Por Ana Paula Boscardim Baschera| Gestora da ASTERH - Passei os últimos dez dias em Orlando vivendo, mais uma vez, aquilo que mais gosto de observar: a experiência do cliente. Cada parque, cada restaurante e cada interação se transformaram em um verdadeiro laboratório para quem é apaixonada por Customer Experience. E, naturalmente, foi impossível não observar, comparar e refletir. Orlando continua sendo um dos lugares mais fascinantes do mundo quando falamos em experiência. E falar sobre isso é, inevitavelmente, falar sobre o legado de Walt Disney.

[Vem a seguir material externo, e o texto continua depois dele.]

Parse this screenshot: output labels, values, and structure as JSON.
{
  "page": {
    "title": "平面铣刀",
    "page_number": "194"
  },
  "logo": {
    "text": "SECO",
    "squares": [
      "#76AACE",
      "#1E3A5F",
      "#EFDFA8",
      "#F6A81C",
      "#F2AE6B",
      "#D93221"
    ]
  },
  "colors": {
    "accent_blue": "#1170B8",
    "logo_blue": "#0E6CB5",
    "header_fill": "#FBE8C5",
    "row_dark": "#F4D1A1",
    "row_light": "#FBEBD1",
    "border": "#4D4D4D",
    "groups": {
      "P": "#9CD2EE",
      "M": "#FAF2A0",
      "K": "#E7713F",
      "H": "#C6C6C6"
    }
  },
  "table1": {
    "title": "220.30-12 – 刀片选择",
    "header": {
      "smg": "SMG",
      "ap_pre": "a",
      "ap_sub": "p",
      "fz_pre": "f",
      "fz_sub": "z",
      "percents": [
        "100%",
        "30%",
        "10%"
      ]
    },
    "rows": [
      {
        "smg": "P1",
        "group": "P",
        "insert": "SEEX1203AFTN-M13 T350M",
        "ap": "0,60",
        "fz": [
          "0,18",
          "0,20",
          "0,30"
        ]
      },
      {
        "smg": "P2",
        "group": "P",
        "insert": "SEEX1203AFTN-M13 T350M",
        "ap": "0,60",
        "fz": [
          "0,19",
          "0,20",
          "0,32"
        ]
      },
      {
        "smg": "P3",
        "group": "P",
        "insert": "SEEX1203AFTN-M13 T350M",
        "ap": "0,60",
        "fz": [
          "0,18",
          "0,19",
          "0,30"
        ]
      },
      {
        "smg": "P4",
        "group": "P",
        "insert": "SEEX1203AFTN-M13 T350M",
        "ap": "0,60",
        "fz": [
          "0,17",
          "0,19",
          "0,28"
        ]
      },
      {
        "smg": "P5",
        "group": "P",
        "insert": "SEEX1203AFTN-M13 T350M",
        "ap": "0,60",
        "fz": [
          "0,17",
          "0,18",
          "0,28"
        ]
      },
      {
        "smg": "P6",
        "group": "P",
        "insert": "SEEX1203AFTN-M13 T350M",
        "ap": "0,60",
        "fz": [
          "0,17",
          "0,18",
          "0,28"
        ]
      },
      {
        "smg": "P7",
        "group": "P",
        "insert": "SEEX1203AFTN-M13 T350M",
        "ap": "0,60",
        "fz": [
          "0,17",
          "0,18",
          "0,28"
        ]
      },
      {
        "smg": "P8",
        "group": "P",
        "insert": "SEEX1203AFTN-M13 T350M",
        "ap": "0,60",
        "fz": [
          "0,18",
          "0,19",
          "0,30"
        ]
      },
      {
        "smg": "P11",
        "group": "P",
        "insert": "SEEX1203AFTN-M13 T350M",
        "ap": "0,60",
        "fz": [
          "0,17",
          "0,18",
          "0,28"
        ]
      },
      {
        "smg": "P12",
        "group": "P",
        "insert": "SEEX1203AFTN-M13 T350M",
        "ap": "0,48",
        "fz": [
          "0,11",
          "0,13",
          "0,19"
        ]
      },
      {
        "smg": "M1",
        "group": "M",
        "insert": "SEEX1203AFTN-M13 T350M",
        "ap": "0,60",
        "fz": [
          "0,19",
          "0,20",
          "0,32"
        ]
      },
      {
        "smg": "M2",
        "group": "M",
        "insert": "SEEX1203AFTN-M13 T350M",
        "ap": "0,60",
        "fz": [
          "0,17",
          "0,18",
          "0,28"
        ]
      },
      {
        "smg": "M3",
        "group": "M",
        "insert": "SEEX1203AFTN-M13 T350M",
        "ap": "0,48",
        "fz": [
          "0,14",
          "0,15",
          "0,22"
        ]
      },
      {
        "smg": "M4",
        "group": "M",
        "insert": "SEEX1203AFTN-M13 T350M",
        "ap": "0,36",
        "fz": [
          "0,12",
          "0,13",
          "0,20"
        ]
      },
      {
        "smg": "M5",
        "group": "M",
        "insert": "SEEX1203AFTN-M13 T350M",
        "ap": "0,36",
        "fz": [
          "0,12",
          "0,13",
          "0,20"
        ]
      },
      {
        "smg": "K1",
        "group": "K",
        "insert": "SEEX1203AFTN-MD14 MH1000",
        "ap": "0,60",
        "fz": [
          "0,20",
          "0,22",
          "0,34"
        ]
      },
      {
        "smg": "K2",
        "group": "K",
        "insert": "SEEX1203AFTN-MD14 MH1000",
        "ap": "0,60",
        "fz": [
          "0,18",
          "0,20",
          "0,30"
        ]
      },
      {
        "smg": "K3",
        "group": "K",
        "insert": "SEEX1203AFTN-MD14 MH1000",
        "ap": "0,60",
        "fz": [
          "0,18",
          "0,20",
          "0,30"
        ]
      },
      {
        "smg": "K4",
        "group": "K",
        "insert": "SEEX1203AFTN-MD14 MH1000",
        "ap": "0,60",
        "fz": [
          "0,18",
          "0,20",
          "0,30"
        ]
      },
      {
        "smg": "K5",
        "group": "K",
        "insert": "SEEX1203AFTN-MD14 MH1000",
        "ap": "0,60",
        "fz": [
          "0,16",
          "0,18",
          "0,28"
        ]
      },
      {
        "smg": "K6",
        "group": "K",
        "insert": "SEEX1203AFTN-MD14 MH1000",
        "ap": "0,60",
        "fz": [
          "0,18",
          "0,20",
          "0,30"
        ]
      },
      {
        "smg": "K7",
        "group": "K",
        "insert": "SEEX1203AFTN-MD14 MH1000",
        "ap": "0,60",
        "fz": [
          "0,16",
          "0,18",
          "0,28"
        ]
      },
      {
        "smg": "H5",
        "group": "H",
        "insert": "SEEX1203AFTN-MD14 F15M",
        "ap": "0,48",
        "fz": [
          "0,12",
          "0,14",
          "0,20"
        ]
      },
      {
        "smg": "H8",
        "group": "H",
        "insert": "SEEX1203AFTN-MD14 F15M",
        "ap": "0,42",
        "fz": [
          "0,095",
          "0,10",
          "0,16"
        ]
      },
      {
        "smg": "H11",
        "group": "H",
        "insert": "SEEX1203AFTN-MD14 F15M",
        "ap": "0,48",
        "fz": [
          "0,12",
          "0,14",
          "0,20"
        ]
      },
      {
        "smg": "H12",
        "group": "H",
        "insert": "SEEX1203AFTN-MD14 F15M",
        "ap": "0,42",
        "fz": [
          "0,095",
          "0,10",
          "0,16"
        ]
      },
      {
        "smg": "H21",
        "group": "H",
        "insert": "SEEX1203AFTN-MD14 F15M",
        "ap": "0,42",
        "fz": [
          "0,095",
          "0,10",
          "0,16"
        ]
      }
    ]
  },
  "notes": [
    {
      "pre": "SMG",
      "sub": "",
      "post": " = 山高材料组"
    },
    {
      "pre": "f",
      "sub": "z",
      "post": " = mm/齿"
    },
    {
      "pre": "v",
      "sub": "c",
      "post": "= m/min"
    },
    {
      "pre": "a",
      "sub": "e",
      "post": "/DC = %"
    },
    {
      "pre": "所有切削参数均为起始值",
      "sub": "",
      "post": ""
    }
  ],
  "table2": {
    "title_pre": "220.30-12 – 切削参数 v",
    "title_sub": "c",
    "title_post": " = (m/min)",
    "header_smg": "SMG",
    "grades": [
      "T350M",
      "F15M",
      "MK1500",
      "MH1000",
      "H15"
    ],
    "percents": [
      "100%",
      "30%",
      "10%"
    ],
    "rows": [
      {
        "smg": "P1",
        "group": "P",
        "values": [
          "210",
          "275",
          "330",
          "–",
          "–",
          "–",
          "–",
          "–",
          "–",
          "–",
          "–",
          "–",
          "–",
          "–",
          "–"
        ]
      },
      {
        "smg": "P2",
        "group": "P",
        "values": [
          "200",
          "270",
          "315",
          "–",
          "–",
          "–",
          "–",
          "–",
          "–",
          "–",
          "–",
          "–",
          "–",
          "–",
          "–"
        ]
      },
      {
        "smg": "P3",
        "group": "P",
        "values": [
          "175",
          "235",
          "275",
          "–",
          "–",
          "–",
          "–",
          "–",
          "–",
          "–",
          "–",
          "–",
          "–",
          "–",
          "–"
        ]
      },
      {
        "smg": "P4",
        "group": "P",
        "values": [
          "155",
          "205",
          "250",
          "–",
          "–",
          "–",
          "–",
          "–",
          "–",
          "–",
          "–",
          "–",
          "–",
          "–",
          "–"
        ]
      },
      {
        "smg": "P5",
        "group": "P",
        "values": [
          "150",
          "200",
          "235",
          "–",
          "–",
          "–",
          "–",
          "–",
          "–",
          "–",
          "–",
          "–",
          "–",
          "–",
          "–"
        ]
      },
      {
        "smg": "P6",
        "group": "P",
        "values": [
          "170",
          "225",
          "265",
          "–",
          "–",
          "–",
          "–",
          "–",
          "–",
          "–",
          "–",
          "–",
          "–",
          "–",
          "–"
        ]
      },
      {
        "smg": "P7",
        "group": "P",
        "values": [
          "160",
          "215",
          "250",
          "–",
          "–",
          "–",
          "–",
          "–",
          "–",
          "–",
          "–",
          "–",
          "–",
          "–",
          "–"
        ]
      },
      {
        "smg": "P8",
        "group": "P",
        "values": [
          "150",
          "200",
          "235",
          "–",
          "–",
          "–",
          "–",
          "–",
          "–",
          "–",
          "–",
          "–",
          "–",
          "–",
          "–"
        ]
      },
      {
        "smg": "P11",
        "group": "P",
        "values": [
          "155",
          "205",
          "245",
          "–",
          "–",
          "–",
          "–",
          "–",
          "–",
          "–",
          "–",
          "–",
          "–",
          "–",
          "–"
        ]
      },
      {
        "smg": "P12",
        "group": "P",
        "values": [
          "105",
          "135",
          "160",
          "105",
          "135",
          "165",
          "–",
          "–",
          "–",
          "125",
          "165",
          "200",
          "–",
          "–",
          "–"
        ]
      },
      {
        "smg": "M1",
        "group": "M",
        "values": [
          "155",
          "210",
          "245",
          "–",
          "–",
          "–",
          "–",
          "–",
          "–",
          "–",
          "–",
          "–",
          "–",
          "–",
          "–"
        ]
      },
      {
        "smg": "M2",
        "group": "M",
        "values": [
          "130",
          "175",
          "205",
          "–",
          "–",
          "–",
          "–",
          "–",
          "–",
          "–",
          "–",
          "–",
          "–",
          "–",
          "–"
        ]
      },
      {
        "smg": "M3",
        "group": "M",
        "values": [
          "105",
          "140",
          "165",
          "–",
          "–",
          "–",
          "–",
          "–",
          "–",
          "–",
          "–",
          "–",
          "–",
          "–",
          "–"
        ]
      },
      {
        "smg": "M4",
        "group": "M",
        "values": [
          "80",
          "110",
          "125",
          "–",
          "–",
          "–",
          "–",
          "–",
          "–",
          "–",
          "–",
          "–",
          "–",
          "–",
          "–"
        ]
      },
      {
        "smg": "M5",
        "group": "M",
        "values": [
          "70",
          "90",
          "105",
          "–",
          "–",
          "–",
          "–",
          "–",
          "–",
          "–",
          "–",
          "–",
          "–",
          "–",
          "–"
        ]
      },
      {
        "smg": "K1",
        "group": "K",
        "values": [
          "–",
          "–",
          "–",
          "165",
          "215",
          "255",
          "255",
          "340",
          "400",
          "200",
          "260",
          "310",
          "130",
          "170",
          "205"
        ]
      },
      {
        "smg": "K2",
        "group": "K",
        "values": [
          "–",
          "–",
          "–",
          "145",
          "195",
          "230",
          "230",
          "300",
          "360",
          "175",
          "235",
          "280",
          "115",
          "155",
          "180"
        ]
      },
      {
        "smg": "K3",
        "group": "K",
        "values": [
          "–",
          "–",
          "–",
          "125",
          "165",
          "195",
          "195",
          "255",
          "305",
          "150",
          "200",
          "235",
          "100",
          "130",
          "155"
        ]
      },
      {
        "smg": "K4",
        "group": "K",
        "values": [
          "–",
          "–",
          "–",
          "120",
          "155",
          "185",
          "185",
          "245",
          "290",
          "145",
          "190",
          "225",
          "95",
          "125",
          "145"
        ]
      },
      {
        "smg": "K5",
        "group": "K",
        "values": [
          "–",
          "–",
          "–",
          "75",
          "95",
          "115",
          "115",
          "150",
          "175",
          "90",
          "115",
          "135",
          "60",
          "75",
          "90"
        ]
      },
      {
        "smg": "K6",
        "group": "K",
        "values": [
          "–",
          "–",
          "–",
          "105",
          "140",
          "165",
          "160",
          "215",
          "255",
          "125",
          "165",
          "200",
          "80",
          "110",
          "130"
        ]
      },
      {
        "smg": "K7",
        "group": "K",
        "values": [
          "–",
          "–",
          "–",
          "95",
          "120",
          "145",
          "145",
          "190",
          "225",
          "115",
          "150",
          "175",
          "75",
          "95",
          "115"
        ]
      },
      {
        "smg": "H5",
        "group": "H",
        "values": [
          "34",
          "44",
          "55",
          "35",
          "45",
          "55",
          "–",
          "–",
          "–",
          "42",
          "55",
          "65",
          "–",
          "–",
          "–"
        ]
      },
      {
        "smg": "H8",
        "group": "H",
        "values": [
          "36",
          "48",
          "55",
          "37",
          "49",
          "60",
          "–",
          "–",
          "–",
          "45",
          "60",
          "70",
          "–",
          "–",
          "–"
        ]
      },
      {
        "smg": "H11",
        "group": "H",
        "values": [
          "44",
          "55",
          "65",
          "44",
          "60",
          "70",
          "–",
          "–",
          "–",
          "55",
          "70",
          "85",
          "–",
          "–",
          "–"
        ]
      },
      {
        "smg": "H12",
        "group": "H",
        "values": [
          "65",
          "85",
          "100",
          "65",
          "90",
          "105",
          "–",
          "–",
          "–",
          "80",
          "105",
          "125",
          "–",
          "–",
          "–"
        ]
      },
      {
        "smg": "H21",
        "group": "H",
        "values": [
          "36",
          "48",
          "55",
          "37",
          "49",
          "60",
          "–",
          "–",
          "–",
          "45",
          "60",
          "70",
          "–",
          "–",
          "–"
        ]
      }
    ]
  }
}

Por Ana Paula Boscardim Baschera| Gestora da ASTERH - Passei os últimos dez dias em Orlando vivendo, mais uma vez, aquilo que mais gosto de observar: a experiência do cliente. Cada parque, cada restaurante e cada interação se transformaram em um verdadeiro laboratório para quem é apaixonada por Customer Experience. E, naturalmente, foi impossível não observar, comparar e refletir. Orlando continua sendo um dos lugares mais fascinantes do mundo quando falamos em experiência. E falar sobre isso é, inevitavelmente, falar sobre o legado de Walt Disney.
12/08/2026
Muito antes de Customer Experience se tornar uma expressão presente no mundo corporativo, Walt Disney já compreendia que uma experiência extraordinária não era construída apenas por cenários, atrações ou personagens. Ela acontecia na soma de inúmeros detalhes: pessoas, processos, ambiente, narrativa, emoção e, principalmente, na capacidade de fazer cada visitante se sentir especial.
Décadas se passaram e esse legado continua vivo.
A Disney permanece como uma grande referência mundial em experiência, encantamento e excelência operacional. Seus parques continuam impressionando pela riqueza dos detalhes, pela organização, pelos cenários e por uma cultura que influenciou, e continua influenciando, empresas de diferentes segmentos ao redor do mundo.
Mas desta vez minha viagem trouxe uma percepção interessante: a escola criada por Walt Disney formou excelentes alunos.
E a Universal parece ter aprendido direitinho o tema de casa.
Foi essa sensação que tive ao conhecer o Epic Universe, o novo parque da Universal.
Logo na entrada, percebi colaboradores sorrindo, brincando com os visitantes, acolhendo, dando boas-vindas e interagindo de forma espontânea. Pessoas fazendo outras pessoas se sentirem parte daquele universo.
E quando falamos de Customer Experience, sabemos que processos podem ser aperfeiçoados, tecnologia pode ser adquirida e cenários extraordinários podem ser construídos. Mas existe algo que continua sendo insubstituível: a emoção que uma pessoa é capaz de despertar na outra.
O Epic Universe impressiona pela grandiosidade, mas o que mais me chamou a atenção foi a integração entre tecnologia, pessoas, processos e emoção.
O parque foi concebido em torno de diferentes portais temáticos, capazes de transportar o visitante para universos completamente distintos. Ao atravessar cada um deles, temos a sensação de deixar o mundo real para trás e entrar em uma nova história.
Arquitetura, trilha sonora, personagens, figurinos, gastronomia, tecnologia e atrações conversam entre si. Nada parece estar ali por acaso. Cada detalhe contribui para a narrativa e para a experiência que se deseja provocar.
Não se trata apenas de visitar um parque de diversões.
É entrar em mundos diferentes e permitir-se viver cada história.
E talvez esteja justamente aí uma das grandes reflexões que trouxe dessa viagem.
A Universal não precisou apagar a magia da Disney para construir a sua.
Ao contrário.
Parece ter compreendido muito bem alguns dos princípios que Walt Disney ensinou ao mundo e, a partir deles, criou sua própria maneira de surpreender, inovar e encantar.
Isso é legado.
Legado não é fazer com que todos permaneçam iguais a você. É criar conceitos tão fortes que atravessam gerações, ultrapassam os limites da própria empresa e inspiram até mesmo outros negócios a elevarem seus padrões.
A magia de Walt Disney continua presente. Nos parques Disney, certamente, mas também na forma como o mundo passou a compreender experiência, atendimento e encantamento.
E talvez o mais interessante seja perceber que essa história continua evoluindo.
A Disney construiu uma escola.
A Universal aprendeu muito bem a lição.
E nós, profissionais apaixonados por Customer Experience, ganhamos ainda mais oportunidades para observar, aprender e levar esses ensinamentos para nossas empresas.
Porque, no final, a verdadeira magia nunca esteve apenas nos castelos, nos personagens, nas atrações ou na tecnologia.
Ela sempre esteve na capacidade de fazer alguém se sentir visto, acolhido, importante e especial.
E esse legado continua mais vivo do que nunca.